Regulators are keen to avoid a repeat performance of the 2008 financial crisis, in which banks around the world had to be rescued with taxpayers' money, and have decided that some portion of future losses should instead be imposed on a bank's senior bondholders if the firm is close to failure. According to some estimates, the additional risk for investors in these new regimes, currently being developed in the US, UK and elsewhere in Europe, could add 100 basis points or more to bank financing costs.

If so, this pricing change could come at a bad time. Research conducted by Oliver Wyman estimates European banks will have to issue around €2.7 trillion in long-term debt to comply with Basel III's net stable funding ratio (NSFR). Set for implementation in 2018 – but still a work in progress – the new liquidity measure seeks to establish a minimum amount of stable funding for each bank, based on the liquidity of its assets over a one-year time period.

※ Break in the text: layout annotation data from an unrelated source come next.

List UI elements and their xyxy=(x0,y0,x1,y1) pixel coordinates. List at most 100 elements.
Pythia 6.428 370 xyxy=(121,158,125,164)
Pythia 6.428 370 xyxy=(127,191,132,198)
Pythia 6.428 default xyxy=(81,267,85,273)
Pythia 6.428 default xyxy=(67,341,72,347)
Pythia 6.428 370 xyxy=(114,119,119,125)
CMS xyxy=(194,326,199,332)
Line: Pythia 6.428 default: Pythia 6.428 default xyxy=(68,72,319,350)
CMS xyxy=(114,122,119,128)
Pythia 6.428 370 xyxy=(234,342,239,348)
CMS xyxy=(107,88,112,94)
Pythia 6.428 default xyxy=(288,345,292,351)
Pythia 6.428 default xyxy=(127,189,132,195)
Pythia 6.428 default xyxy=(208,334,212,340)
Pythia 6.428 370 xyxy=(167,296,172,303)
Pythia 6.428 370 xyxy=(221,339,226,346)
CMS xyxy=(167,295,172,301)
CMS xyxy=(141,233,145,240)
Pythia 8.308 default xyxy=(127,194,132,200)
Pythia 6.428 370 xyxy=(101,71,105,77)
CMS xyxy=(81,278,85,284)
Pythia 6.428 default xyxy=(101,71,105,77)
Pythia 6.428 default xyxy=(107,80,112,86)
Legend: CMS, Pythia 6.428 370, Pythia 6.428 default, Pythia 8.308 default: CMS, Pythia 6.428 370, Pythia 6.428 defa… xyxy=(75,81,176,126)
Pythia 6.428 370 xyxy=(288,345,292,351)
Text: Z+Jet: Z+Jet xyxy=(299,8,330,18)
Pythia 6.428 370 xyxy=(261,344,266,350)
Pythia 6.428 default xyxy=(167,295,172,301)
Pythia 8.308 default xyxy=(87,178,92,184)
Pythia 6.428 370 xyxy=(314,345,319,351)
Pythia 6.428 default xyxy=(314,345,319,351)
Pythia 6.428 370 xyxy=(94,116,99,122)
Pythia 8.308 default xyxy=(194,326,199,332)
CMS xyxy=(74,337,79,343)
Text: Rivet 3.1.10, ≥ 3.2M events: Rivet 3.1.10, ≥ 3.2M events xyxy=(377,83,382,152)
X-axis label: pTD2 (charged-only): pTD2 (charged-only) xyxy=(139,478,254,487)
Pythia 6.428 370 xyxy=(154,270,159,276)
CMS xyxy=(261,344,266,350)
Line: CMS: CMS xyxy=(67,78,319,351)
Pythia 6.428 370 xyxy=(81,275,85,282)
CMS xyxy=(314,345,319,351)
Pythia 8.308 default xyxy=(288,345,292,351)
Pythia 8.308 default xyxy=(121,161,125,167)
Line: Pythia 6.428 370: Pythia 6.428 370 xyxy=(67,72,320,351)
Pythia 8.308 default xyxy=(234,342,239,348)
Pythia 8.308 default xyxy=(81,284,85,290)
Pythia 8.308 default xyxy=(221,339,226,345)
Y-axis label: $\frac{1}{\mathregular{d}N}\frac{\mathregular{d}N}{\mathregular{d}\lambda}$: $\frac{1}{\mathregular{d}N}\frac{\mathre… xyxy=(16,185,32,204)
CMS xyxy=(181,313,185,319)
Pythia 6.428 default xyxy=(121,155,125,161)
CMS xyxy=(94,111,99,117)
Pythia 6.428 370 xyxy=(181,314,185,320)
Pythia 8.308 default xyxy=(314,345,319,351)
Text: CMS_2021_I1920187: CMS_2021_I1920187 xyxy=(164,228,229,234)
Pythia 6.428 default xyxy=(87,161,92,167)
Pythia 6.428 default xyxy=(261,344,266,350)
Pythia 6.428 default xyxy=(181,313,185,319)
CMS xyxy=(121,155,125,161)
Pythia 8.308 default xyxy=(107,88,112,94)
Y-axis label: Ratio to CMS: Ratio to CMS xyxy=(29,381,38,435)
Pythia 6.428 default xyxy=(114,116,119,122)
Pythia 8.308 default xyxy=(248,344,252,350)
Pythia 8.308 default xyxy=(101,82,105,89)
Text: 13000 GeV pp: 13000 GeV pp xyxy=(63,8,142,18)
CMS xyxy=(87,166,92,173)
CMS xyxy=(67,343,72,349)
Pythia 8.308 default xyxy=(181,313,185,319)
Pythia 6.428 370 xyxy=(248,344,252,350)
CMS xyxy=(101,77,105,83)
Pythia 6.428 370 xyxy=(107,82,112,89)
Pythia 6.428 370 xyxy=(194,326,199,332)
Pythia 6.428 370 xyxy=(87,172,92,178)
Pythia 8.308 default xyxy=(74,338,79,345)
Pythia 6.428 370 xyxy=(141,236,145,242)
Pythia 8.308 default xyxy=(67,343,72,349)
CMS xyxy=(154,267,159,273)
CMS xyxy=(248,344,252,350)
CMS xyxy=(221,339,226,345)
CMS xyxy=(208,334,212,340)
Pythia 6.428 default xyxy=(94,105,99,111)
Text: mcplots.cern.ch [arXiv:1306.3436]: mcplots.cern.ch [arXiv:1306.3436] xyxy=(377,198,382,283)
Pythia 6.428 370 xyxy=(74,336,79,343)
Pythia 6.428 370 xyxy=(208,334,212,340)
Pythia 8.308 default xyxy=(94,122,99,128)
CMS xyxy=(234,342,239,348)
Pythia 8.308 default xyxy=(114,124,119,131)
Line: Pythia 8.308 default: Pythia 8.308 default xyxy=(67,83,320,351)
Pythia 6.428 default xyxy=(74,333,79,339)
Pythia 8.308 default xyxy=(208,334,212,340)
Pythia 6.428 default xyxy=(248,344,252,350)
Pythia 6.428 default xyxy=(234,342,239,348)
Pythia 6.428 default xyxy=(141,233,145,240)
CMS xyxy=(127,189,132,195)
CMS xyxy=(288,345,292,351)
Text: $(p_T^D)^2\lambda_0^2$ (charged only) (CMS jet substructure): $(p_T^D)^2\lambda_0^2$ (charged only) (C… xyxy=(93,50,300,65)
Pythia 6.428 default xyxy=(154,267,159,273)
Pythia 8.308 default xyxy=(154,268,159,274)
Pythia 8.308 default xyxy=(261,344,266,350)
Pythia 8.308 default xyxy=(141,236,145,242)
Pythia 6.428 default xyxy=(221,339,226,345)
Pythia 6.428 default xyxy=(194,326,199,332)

Banks have taken their concerns with the NSFR directly to the Basel Committee. "At the last Basel Committee meeting, the industry presented its concerns about the NSFR", says a regulatory expert at one European bank. "We made it clear that, although the measure is still unfinished and imperfect, banks need to start preparing for it now because many of the deals we are making at the moment will be affected by it after 2018. Soon, the markets will start judging us on our compliance with the NSFR. We need to know whether the measure will be implemented, and we need to know what it will look like if it is. The committee acknowledged our concerns, but didn't give much hint as to how it is going to resolve this problem."